How does Python "know"? The answer is the descriptor protocol: if we find an attribute on the type (C3) and this attribute has a __get__ method, we call the __get__ to compute the actual result. In other words, obj.prop is equivalent to C3.prop.__get__(obj, C3):

>>> C3.prop.__get__(obj, C3)
2

>>> C3.meth.__get__(obj, C3)
<bound method C3.meth of <__main__.C3 object at 0x779b0fcca0f0>>

Things become interesting if we try to set those attributes on obj. We already saw in "case 3" that obj.z = 5 puts z inside obj.__dict__ and thus shadows C2.z. The same happens for obj.meth:

>>> obj.meth = 'hello'
>>> obj.meth
'hello'

>>> filt(obj.__dict__)
{'meth': 'hello'}

What happens if we set obj.prop though?

>>> obj.prop = 'hello'
Traceback (most recent call last):
  File "<stdin>", line 1, in <module>
AttributeError: property 'prop' of 'C3' object has no setter

This is kind of expected, because we didn't define @prop.setter. But how does Python "know" that it needs to treat prop differently than meth?

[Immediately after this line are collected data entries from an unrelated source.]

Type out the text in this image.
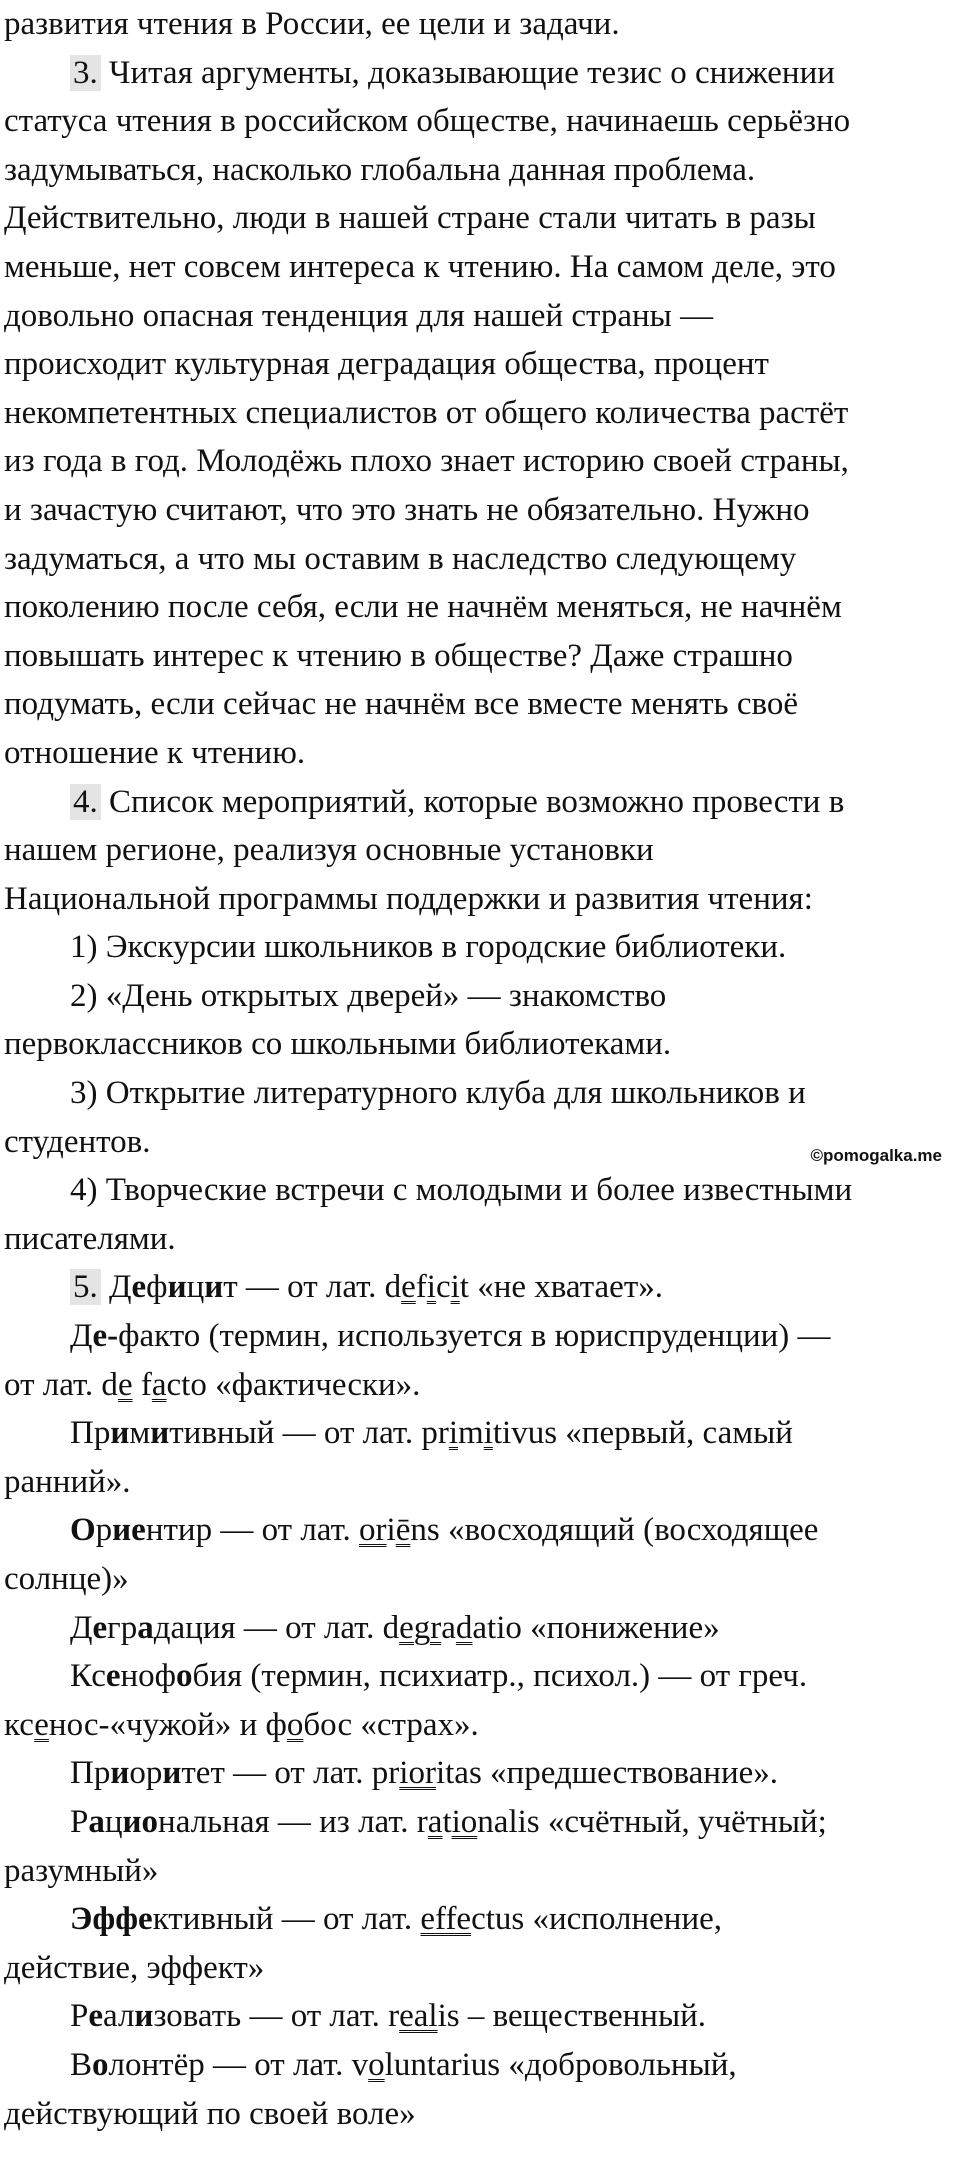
развития чтения в России, ее цели и задачи.
3. Читая аргументы, доказывающие тезис о снижении
статуса чтения в российском обществе, начинаешь серьёзно
задумываться, насколько глобальна данная проблема.
Действительно, люди в нашей стране стали читать в разы
меньше, нет совсем интереса к чтению. На самом деле, это
довольно опасная тенденция для нашей страны —
происходит культурная деградация общества, процент
некомпетентных специалистов от общего количества растёт
из года в год. Молодёжь плохо знает историю своей страны,
и зачастую считают, что это знать не обязательно. Нужно
задуматься, а что мы оставим в наследство следующему
поколению после себя, если не начнём меняться, не начнём
повышать интерес к чтению в обществе? Даже страшно
подумать, если сейчас не начнём все вместе менять своё
отношение к чтению.
4. Список мероприятий, которые возможно провести в
нашем регионе, реализуя основные установки
Национальной программы поддержки и развития чтения:
1) Экскурсии школьников в городские библиотеки.
2) «День открытых дверей» — знакомство
первоклассников со школьными библиотеками.
3) Открытие литературного клуба для школьников и
студентов.
4) Творческие встречи с молодыми и более известными
писателями.
5. Дефицит — от лат. deficit «не хватает».
Де-факто (термин, используется в юриспруденции) —
от лат. de facto «фактически».
Примитивный — от лат. primitivus «первый, самый
ранний».
Ориентир — от лат. oriēns «восходящий (восходящее
солнце)»
Деградация — от лат. degradatio «понижение»
Ксенофобия (термин, психиатр., психол.) — от греч.
ксенос-«чужой» и фобос «страх».
Приоритет — от лат. prioritas «предшествование».
Рациональная — из лат. rationalis «счётный, учётный;
разумный»
Эффективный — от лат. effectus «исполнение,
действие, эффект»
Реализовать — от лат. realis – вещественный.
Волонтёр — от лат. voluntarius «добровольный,
действующий по своей воле»
©pomogalka.me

Moreover, let's try to force prop inside obj.__dict__:

>>> obj.__dict__['prop'] = 'hello'
>>> filt(obj.__dict__)
{'meth': 'hello', 'prop': 'hello'}
>>> obj.prop
2

Note that in this case, the prop inside obj.__dict__ does not shadow the prop inside C3.__dict__ 😱. Again, this is very different than meth, which can be happily shadowed by the instance dict.

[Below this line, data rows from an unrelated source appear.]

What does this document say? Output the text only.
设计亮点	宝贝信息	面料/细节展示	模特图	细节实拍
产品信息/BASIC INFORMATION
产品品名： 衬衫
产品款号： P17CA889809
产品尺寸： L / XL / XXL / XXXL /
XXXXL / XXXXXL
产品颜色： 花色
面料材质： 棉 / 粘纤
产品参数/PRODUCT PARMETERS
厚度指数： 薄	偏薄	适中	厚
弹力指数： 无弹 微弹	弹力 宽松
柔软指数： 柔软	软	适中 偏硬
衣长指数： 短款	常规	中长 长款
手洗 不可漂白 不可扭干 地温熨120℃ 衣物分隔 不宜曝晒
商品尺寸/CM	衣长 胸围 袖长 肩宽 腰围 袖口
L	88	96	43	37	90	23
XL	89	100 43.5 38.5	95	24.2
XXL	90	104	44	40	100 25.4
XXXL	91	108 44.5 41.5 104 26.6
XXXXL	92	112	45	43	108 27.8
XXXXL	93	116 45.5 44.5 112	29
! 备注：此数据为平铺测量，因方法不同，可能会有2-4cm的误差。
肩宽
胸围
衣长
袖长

Data vs non-data descriptors

The answer is that Python has the concept of "data descriptors" and "non data descriptors". In short:

  • non-data descriptors are objects whose type define only __get__

  • data descriptors are objects whose type define also __set__ and/or __delete__.

The nuance is in the lookup order:

  • data descriptors have always the precedence over obj.__dict__.

  • for non-data descriptors (e.g. functions/methods), the instance __dict__ has the precedence

The other nuance is that property objects are always data descriptors even if we don't attach the setter: in that case, their __set__ method is called anyway, it notices that we don't have any setter, and it raises AttributeError.

Let's double check:

>>> def func():
...     pass
...
>>> @property
... def prop(self):
...     pass
...

>>> # func is a non-data descriptor
>>> hasattr(func, '__get__')
True
>>> hasattr(func, '__set__')
False

>>> # prop is a data descriptor
>>> hasattr(prop, '__get__')
True
>>> hasattr(prop, '__set__')
True

Dive into CPython internals

Time to look at some actual C code to see where all this complex logic comes from.

Note

For those who are not proficient with C, I also rewrote the main bits of the logic in Python pseudocode, shown at the end of this post.

I am going to show the source code of CPython 3.12.11, even if it's a bit old. This is because 3.13 introduced many optimizations which makes it much harder to follow the logic, whereas 3.12 is simpler to read and understand.

Ultimately, the expression obj.x invokes type(obj).__getattribute__(obj, "x"). Let's see how.

obj.x is compiled into a LOAD_ATTR opcode:

>>> import dis
>>> def foo():
...     obj.x
...
>>> dis.dis(foo)
  1           0 RESUME                   0

  2           2 LOAD_GLOBAL              0 (obj)
             12 LOAD_ATTR                2 (x)
             32 POP_TOP
             34 RETURN_CONST             0 (None)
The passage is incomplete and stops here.